17.10 - Example: Creating and Using a Simple Row-Compressed Join Index - Advanced SQL Engine - Teradata Database

Teradata Vantage™ - SQL Data Definition Language Syntax and Examples

Product
Advanced SQL Engine
Teradata Database
Release Number
17.10
Release Date
July 2021
Content Type
Programming Reference
Publication ID
B035-1144-171K
Language
English (United States)

This example creates a simple row-compressed join index based on the following customer and orders tables.

     CREATE TABLE customer (
       c_custkey    INTEGER,
       c_name       CHARACTER(26) not null,
       c_address    VARCHAR(41),
       c_nationkey  INTEGER,
       c_phone      CHARACTER(16),
       c_acctbal    DECIMAL(13,2),
       c_mktsegment CHARACTER(21),
       c_comment    VARCHAR(127))
     PRIMARY INDEX( c_custkey );
     CREATE TABLE orders (
       o_orderkey      INTEGER,
       o_date          DATE FORMAT 'yyyy-mm-dd',
       o_status        CHARACTER(1),       
       o_custkey       INTEGER,
       o_totalprice    DECIMAL(13,2),
       o_orderpriority CHARACTER(21),
       o_clerk         CHARACTER(16),
       o_shippriority  INTEGER,
       o_comment       VARCHAR(79))
     UNIQUE PRIMARY INDEX(o_orderkey);

Assume that you frequently submit this join query on customer and orders.

     SELECT o_custkey, c_name, o_status, o_date, o_comment
     FROM orders, customer 
     WHERE o_custkey = c_custkey;

Without a join index, a typical execution plan for this query would redistribute the orders table into a spool file, sort the spool on o_custkey, and then doing a merge join between the spool file and the customer table.

If a join index like ord_cust_idx were defined on customer and orders, the resulting execution plan could just scan the join index.

The fixed column set in the join index definition is o_custkey and c_name (corresponding results rows highlighted in orange) , and the repeating column set in the join index definition is o_status, o_date, and o_comment, (corresponding results rows highlighted in blue).

     CREATE JOIN INDEX ord_cust_idx AS
       SELECT (o_custkey,  c_name 
), (
 o_status, o_date, o_comment 
) 
       FROM orders, customer 
       WHERE o_custkey = c_custkey;

The way ord_cust_idx is defined makes it a row-compressed join index, with the fixed column set being o_custkey and c_name and the repeating column set being o_status, o_date, and o_comment.

Assume that the base tables customer and orders contain the following data.

customer    
c_custkey c_name c_address
100 Louis Rancho Bernardo
101 Pekka Helsinki
102 Felipe San Juan
orders        
o_orderkey o_date o_status o_custkey o_comment
5000 2011-10-01 S 102 rush order
5001 2011-10-01 S 100 big order
5002 2011-10-03 D 102 delayed
5003 2011-10-05 U ? unknown customer
5004 2011-10-05 S 100 credit
5005 2011-10-08 P 101 discount

The corresponding rows in the row-compressed join index ord_cust_idx are the following.

ord_cust_idx  
fixed columns repeated columns
100  Louis S  2011-10-01  big order  2011-10-05  credit
101  Pekka P  2011-10-08  discount
102  Felipe S  2011-10-03  rush order  D  2011-10-03  delayed

Notice that the fixed set columns are contained in the first column of ord_cust_idx and the repeated set columns are contained in the second column of ord_cust_idx , just as the join index definition had defined.

A drawback of join results generated from inner joins is that unmatched rows are not preserved.
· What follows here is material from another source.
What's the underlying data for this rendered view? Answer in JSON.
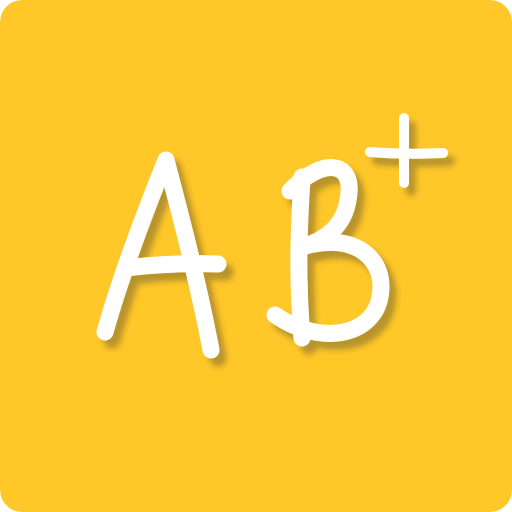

In the first part of this example, information about order 5003 is not stored in ord_cust_idx , thus limiting the types of queries that could be resolved using the index. To make join indexes applicable to as many queries as possible, you should define your join indexes using outer joins whenever possible. This enables a join index to satisfy queries with fewer join conditions than those used to generate the index.

Suppose you changed the definition of ord_cust_idx to use an outer join as the following CREATE JOIN INDEX request does.

     CREATE JOIN INDEX ord_cust_idx AS
     SELECT (o_custkey, c_name), (o_status, o_date, o_comment)
     FROM orders LEFT OUTER JOIN customer ON o_custkey = c_custkey;

The resulting rows in ord_cust_idx are the following:

ord_cust_idx  
fixed columns repeated columns
100 Louis S  2011-10-01  big order  S  2011-10-05  credit
101 Pekka P  2011-10-08  discount
102 Felipe S  2011-10-03  rush order  D  2011-10-03  delayed
 ?   ? U  2011-10-05  unknown customer

By redefining ord_cust_idx using a left outer join, the following query could also be resolved using only the join index.

     SELECT o_status, o_date, o_comment
     FROM orders;